Tweetlyze- Twitter Data Extraction
I started off my MS project on trying to understand Twitter trends and predict the sectors that are affected by the trend , thereby helping people make better business decisions.
I had to throw this idea away as it required a lot of groundwork to be done in understanding various sectors and what can be affected and what not.
But I was sure i wanted to do something with Twitter trends , so i thought why not build a trend summarizer. Trends are so abstract sometimes that it is really hard to know what they are actually talking about. I wanted to solve this problem.
But to solve that problem , I was in need of huge amounts of twitter data related to trends and with respect to time. So I then realized there were two problems I needed to solve:
1. Extraction framework to get Twitter Data
2. Using this data to build a summarizer.
This post is about all the decisions I took in building a fairly scalable twitter data extraction framework
At first I started understanding the difference between streaming API and the REST API of twitter. I realized I did not have the infrastructure to handle streaming API and there are some problems with using streaming API as well.
For ex: If i give a search tag to the streaming API, it returns all the tweets that contain that tag and also the tweets in which the tag might be a part of the statement. This would require building an additional cleansing framework and having access to big infrastructure. I did not want to take this route.
For my experiment the twitter REST API looked solid.
I had ways to get trends for a given location.
I had ways to get tweets related to a trend.
I knew what the rate limits were per call/per app.
I had access to varying URL parameters to reduce replication of data.
This was my starting point. I was at a point where I could start writing some basic code to fetch data and see what the data looks like.
This is where I encountered another problem. There were so many frameworks to access twitter REST API using oauth
and all of them had weird ways of doing it. Maybe i am not used to looking at complex methods or I maybe dumb.
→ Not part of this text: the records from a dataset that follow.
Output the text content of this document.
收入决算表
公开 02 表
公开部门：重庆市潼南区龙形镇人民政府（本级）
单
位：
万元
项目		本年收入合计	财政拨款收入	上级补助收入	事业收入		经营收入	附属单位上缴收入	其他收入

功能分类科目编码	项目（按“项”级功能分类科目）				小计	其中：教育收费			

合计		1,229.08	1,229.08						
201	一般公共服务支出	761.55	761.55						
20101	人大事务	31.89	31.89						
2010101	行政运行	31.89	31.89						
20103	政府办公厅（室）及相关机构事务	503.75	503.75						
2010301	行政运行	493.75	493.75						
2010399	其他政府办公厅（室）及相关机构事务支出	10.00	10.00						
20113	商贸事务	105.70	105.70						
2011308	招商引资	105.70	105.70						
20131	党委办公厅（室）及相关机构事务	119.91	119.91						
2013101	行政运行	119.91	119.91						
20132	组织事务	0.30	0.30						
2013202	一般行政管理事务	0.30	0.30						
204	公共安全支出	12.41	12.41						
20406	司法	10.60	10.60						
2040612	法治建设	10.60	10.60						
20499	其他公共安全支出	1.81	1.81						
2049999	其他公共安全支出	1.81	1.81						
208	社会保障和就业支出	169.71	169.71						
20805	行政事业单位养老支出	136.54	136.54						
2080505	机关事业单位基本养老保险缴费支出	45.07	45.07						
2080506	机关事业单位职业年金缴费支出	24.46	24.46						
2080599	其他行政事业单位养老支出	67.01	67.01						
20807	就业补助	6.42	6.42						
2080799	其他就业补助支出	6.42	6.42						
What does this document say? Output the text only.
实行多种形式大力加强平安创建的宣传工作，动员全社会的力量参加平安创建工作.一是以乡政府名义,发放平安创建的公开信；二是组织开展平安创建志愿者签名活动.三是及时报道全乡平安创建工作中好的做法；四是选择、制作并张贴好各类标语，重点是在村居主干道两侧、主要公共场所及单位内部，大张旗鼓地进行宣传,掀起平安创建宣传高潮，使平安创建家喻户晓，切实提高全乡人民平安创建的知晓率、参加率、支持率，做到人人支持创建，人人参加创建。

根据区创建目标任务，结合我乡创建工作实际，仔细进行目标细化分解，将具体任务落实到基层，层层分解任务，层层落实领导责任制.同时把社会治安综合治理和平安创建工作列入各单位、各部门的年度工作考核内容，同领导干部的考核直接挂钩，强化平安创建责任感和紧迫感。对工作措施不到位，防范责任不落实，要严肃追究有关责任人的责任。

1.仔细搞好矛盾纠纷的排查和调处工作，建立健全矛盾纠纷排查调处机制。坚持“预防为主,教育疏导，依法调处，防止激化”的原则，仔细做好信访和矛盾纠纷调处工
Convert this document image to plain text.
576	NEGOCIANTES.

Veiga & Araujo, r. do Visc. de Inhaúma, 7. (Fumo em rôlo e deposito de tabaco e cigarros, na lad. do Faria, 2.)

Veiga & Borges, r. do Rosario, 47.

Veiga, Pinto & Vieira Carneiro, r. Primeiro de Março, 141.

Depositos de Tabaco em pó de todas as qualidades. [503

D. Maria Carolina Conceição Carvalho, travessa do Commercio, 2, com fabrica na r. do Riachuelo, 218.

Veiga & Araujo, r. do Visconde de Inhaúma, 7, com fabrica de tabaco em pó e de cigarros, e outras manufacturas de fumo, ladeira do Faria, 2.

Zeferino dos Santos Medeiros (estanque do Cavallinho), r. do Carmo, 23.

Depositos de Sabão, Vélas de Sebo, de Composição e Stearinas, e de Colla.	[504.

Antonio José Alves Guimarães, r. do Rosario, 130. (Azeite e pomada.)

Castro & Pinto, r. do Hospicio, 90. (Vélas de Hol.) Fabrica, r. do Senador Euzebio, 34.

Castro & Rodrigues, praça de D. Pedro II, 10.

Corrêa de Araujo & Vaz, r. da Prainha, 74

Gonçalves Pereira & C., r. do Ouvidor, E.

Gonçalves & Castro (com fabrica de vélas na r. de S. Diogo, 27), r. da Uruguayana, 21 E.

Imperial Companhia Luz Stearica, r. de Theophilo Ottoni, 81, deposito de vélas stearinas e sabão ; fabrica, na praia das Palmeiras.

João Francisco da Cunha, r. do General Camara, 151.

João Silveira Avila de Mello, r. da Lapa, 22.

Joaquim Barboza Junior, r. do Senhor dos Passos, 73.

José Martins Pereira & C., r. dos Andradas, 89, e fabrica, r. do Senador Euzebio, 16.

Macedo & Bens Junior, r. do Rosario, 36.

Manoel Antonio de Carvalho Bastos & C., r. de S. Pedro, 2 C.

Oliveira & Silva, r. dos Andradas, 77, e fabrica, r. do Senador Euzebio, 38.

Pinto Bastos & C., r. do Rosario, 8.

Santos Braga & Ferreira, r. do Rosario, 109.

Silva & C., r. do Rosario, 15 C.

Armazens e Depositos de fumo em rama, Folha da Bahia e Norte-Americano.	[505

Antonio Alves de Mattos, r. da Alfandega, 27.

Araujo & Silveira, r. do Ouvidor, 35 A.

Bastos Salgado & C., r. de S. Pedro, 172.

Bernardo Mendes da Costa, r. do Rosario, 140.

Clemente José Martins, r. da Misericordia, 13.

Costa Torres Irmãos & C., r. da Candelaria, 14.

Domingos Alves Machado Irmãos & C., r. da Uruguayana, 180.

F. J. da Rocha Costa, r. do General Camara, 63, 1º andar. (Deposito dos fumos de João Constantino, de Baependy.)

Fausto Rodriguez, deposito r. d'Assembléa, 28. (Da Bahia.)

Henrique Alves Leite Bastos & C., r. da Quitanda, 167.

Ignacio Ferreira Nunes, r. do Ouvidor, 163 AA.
I thought why use some other framework to connect , when I could write something on my own that uses basic oauth
libraries and connect to twitter. > Voila - I could do it with close to 20 lines of code.
Now I had an oauth established connection to the twitter REST API via my twitter app.
I then used the oauth approved object to make calls to find trends and look at the tweets.
All of these calls returned data in the form of JSON
.
Now I had a tough call to take on which database to use. JSON data was screaming at me to use NoSQL
. But then i needed relational mapping between data. I had read enough about NoSQL that it was poor when it comes to handling relations.
So i was thinking i would store all of my raw data on MongoDB
and then run some scripts to process them and push them into a relationalDB.
I had almost started working on this when my friend raghotham(www.raghothams.in) pointed out, why not use Postgresql 9.3
.
It is a relational DB , has JSON Store and also other cool features like building indexes in varied ways and huge community to offer help.
I was extremely pleased to know something like this existed and I decided on using Postgresql for 2 reasons.
1. It reduced my stack.
2. I had complete control over raw data and processed data at one place.
I created the schema on Postgresql based on my the relations i had defined.
At this current state I had the following things working:
1. Connect to twitter app using oAuth.
2. Making twitter API calls using the oAuth object.
3. Writing back the JSON response into Postgresql.
Phew.
Now I needed to scale. I had to get in more data and I had to get data continuously to build the summarizer. I had a rate limits problem and also how i would get data by spreading calls through out the day.
I was pondering on how to this , then I thought why not create multiple twitter apps as each app has a quota of calls for a time window.
This lead to creation of multiple email accounts and their respective twitter apps.
Now i had to spread calls evenly for each app based on the number of search tags I had and for a given time window.
WOW , such constraints,much AMAZE!
So I ended up writing a module that instantiates all the Twitter apps I have created , create multiple copies of the oAuth object and push them onto a BlockingLinkedQueue
.
Problem 1 solved.
Then I used an executor framework to create multiple threads that picks up oAuth objects from the queue and makes respective calls and puts them back into the queue.
After i reached my limit for the window , i added a Thread.sleep() mechanism to refresh the quota of all my apps.
Problem 2 and 3 solved.
Now i had a mechanism that scaled , fetched more data , always within rate limits and the calls were evenly spread out over the day there by reducing redundant data.
This is in short how I built a twitter data extraction framework.
PS: Will add more details about every module I used to build this, once I find some time.